Category: Trauma and Stressor Related Disorders and Disasters
Disaster workers are at significant risk for mental health problems as a result of traumatic exposures and disaster response efforts. Depression and posttraumatic stress disorder (PTSD) symptoms are primary mental health sequelae from disaster work. In addition, the presence of disaster-related psychiatric symptoms is associated with greater engagement in negative health behaviors (e.g., substance use). Moreover, exposure to multiple traumas, in particular, is associated with elevated risk for poor mental health outcomes.
One possible way to offset the negative effects of disaster exposures on mental health is to build-up coping resources and thus, promote overall resilience. Resilience may include utilizing social supports, engaging in self-care activities, and improving health behaviors. Most previous work in the area of disaster mental health, however, has focused on acute, post-trauma interventions (e.g., CISM and Psychological First Aid) rather than on prevention programs designed to proactively enhance resilience. The evidence for the efficacy of post-trauma interventions has been mixed and more work is needed to examine alternative approaches. The Disaster Worker Resiliency Training Program (DWRT) is an intensive, resilience-training workshop developed by NIEHS and SAMHSA. The primary aim of this study was to evaluate the efficacy of the DWRT program for enhancing resilience over a three-month period in active disaster workers previously exposed to Hurricane Sandy. Participants were randomly assigned to complete the DWRT or to a 3-month waitlist condition. We hypothesized that participants completing the DWRT would evidence greater improvements in resilience, as compared to waitlist controls, as demonstrated by improvements on the Health Promoting Lifestyles Profile (HPLP-II) and lower self-reported PTSD (PTSD Checklist; PCL) and depression (Patient Health Questionnaire-9; PHQ-9) symptoms at 3-month follow-up.

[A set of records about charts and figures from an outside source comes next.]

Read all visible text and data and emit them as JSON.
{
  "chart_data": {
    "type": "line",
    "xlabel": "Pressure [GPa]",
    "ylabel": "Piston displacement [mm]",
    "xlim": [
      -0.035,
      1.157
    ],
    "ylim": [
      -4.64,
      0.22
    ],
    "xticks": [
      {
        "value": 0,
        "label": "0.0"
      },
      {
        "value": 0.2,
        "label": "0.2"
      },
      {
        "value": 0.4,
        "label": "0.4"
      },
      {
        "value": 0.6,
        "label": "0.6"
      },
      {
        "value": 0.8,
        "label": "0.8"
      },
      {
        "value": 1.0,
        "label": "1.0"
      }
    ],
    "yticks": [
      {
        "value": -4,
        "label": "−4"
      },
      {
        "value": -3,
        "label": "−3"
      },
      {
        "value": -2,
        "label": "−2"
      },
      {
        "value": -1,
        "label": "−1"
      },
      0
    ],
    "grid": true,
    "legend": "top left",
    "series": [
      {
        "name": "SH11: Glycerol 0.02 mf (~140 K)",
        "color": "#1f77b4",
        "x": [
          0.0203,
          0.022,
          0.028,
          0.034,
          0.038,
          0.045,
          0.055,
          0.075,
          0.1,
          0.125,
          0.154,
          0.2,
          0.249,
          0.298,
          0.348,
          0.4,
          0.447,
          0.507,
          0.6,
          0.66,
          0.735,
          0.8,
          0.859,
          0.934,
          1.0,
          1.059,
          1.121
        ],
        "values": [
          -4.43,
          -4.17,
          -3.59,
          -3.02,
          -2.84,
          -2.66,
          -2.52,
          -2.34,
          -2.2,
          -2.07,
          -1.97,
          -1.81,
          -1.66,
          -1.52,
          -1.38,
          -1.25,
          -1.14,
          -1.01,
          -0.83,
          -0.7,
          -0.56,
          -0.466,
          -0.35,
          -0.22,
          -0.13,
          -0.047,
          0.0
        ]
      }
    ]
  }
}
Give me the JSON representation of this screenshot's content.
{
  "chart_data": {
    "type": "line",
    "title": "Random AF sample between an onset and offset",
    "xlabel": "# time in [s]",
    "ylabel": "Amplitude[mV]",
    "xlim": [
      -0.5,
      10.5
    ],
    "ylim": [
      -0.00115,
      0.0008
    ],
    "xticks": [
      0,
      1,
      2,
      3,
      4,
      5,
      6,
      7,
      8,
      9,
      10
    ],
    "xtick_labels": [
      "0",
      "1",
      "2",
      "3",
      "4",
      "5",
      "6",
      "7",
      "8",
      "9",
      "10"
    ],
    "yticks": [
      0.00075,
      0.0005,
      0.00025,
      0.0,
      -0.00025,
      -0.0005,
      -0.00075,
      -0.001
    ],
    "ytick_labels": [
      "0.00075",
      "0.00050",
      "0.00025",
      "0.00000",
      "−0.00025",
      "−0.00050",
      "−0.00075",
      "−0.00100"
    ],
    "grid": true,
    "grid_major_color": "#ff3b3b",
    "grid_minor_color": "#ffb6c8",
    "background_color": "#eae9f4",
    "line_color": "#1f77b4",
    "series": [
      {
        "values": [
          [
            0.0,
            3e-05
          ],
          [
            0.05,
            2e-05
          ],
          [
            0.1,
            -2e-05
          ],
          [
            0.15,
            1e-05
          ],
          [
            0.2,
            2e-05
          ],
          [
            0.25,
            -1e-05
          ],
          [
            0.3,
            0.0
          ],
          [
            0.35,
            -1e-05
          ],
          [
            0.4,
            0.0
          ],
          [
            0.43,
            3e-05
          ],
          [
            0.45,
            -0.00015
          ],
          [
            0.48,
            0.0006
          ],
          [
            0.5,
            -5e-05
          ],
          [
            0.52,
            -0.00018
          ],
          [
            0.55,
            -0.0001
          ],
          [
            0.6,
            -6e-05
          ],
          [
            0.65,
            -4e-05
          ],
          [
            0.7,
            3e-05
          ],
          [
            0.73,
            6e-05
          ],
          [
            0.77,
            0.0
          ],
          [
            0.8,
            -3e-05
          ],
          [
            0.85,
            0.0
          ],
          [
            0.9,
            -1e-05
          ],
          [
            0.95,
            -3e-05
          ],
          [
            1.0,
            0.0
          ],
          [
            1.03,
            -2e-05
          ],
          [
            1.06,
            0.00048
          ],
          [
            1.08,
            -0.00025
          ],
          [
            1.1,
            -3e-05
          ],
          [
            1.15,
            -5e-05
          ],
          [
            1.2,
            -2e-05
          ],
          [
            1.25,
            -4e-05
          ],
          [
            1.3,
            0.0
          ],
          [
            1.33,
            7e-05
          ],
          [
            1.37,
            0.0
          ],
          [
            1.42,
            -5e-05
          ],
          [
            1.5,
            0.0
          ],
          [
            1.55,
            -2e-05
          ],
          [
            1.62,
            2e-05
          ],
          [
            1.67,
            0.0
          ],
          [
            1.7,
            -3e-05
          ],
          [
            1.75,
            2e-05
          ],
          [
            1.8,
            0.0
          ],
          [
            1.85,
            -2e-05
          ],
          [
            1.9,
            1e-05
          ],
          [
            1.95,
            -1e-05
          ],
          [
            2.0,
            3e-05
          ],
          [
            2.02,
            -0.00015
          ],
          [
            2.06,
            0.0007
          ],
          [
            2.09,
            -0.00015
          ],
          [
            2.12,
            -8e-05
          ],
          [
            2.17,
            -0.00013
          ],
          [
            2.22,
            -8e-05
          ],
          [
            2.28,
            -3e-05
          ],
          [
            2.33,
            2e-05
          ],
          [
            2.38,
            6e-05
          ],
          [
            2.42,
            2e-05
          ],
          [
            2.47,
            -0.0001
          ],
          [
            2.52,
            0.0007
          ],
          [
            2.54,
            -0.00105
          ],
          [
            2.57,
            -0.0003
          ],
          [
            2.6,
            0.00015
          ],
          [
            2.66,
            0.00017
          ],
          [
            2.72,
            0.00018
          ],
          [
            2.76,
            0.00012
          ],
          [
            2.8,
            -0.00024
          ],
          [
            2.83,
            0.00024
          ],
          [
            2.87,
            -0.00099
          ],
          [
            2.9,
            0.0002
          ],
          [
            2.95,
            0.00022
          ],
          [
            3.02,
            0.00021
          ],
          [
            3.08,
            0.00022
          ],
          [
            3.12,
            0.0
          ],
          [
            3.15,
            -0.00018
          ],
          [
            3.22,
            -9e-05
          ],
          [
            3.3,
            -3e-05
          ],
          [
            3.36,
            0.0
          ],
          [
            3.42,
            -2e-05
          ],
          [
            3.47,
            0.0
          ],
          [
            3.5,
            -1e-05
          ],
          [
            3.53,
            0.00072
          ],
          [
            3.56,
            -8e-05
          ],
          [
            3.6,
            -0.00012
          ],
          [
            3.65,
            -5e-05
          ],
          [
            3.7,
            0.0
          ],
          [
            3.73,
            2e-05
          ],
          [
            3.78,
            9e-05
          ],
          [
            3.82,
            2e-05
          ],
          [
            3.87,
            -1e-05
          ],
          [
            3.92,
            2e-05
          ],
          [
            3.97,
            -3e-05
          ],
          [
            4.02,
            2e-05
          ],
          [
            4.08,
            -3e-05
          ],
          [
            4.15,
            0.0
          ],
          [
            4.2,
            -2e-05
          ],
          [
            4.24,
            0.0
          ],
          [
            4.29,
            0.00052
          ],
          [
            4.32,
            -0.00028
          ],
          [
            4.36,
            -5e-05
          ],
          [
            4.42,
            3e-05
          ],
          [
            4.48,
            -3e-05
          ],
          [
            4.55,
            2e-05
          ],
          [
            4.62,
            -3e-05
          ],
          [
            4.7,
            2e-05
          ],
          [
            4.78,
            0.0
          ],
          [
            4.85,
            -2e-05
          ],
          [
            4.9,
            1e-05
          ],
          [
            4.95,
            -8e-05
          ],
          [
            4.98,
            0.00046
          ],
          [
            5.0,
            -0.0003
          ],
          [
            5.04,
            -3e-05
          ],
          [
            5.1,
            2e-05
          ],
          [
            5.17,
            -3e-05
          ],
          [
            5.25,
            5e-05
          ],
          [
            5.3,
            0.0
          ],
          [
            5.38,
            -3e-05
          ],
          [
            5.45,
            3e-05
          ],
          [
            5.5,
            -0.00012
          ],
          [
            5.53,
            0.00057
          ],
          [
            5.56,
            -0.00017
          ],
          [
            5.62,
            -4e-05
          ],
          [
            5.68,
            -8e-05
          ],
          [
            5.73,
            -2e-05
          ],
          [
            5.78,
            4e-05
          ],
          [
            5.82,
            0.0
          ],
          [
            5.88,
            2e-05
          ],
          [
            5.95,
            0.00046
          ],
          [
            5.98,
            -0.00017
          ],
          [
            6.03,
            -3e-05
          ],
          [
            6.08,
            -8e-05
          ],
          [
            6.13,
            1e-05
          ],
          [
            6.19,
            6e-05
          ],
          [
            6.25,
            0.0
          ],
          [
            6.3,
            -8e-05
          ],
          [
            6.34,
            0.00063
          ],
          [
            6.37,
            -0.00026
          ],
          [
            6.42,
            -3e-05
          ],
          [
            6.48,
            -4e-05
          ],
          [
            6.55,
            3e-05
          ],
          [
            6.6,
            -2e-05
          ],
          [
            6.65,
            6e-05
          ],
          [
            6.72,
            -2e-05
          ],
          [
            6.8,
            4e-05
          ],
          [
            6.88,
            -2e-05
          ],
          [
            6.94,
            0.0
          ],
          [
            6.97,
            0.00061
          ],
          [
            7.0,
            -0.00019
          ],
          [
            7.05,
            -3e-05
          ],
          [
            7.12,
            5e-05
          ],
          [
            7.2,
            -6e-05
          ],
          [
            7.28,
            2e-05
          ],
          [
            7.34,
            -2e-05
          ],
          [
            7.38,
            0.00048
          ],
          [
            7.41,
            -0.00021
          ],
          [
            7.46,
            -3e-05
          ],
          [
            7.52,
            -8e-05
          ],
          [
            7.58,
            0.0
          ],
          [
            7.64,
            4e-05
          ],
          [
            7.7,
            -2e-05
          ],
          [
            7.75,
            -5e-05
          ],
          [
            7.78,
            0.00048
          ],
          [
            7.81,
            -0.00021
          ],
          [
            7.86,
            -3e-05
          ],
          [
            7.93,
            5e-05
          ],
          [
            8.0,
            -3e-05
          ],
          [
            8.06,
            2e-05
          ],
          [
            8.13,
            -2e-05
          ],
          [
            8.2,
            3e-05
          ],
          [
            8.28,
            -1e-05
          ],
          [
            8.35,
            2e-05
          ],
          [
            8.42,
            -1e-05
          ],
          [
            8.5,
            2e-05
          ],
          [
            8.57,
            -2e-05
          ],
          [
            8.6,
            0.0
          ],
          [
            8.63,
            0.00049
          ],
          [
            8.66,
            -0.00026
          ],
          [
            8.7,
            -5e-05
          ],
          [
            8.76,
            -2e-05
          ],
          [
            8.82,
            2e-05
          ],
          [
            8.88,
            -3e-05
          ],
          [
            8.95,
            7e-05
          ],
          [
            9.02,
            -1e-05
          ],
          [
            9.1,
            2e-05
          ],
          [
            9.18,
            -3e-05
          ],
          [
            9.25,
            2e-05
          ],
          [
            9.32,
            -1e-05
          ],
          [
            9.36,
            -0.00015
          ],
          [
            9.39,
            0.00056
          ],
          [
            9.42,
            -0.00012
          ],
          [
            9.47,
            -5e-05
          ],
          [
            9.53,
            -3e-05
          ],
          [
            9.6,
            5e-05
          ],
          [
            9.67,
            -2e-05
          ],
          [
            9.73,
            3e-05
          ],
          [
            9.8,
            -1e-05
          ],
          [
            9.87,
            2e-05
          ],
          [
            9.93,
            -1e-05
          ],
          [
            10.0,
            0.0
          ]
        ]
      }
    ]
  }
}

Participants included 167 disaster workers randomized to either the DWRT (n=78) or waitlist condition (n=89). Participants in the DWRT, versus waitlist condition, reported significantly greater improvements from pre-intervention (T1) to 3-month follow up (T2) in healthy lifestyle behaviors (η2=.03; p=.03), stress management (η2=.03, p=.04), and spiritual growth (η2=.03, p=.02). There was also a significant time by intervention interaction for participants reporting additional trauma exposures (n=99) between T1 and T2, such that participants in the waitlist, versus DWRT, condition were more likely to report a significant increase in PTSD (η2=.05, p=.03) and depression (η2=.07, p < .01) symptoms at follow-up. Limitations and implications for disaster mental health are discussed.